Hydrocarbon Potential of Oligocene Rocks in the Eastern Mediterranean: A Frontier Basin Below Salt

Summary The Oligocene succession in the Eastern Mediterranean, particularly within the Nile Delta Basin, represents a technically promising yet underexplored frontier for hydrocarbon exploration, largely due to historical challenges in pre-salt imaging. This study integrates a newly reprocessed mega-seismic dataset covering the East Nile Delta basin. Advanced imaging techniques, including reverse time migration (RTM) and anisotropic velocity modeling, have significantly enhanced subsurface resolution, enabling the identification of sequence stratigraphy beneath the Messinian salt and extending to deeper stratigraphic levels. These improvements have also facilitated the recognition of Cretaceous paleo-highs and their influence on Oligocene sedimentation. The well database comprises hundreds of wells, with particular emphasis on deep penetrations and those specifically targeting the Oligocene interval as a key stratigraphic objective. The Oligocene interval contains all essential petroleum system elements. Reservoir-quality turbidite sandstones of the Tineh Formation exhibit porosity values ranging from 11% to 17% and horizontal permeability between 30 and 132 mD, based on SCAL data. Lower-quality facies, typically silty in composition, display reduced reservoir properties, with permeability as low as 0.04 mD and porosity around 5%. Source rocks are predominantly marine shales containing mixed Type II–III and mainly Type III kerogen, with total organic carbon (TOC) values ranging from 0.80 to 1.60 wt% in the studied wells.
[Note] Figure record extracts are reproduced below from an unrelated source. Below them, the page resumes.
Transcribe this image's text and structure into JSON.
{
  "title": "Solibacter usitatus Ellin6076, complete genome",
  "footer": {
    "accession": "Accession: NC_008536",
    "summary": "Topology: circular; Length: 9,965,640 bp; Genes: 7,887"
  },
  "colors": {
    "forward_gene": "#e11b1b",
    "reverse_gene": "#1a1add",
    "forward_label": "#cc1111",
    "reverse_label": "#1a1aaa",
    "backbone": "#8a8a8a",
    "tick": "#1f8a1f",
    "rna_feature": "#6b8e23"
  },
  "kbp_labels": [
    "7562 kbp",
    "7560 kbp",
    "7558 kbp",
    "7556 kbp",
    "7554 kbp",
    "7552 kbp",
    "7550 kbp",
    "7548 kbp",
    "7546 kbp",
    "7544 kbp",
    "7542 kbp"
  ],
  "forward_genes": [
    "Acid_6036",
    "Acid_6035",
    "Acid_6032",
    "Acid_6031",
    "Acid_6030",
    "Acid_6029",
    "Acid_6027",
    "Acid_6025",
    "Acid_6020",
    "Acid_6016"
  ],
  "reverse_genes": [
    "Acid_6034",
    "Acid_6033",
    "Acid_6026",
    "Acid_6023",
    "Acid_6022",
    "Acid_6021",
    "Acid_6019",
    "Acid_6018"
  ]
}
Thick marine and intra-formational shales provide effective sealing capacity. The traps identified are hybrid in nature, combining four-way dip closures, fault-related folds, and channelized sandstone reservoirs. The spatial correlation between Oligocene discoveries and depocenter margins—shaped by pre-existing Cretaceous to early Tertiary structural highs—highlights the role of inherited tectonics in controlling hydrocarbon accumulation. Most Oligocene trap formation occurred from the syn- deposition to Miocene period, with wet gas expulsion predominantly during the Messinian. This integrated geophysical and geological evaluation confirms the significant gas potential of the Oligocene play and positions the Eastern Mediterranean as a compelling frontier basin beneath the Messinian salt.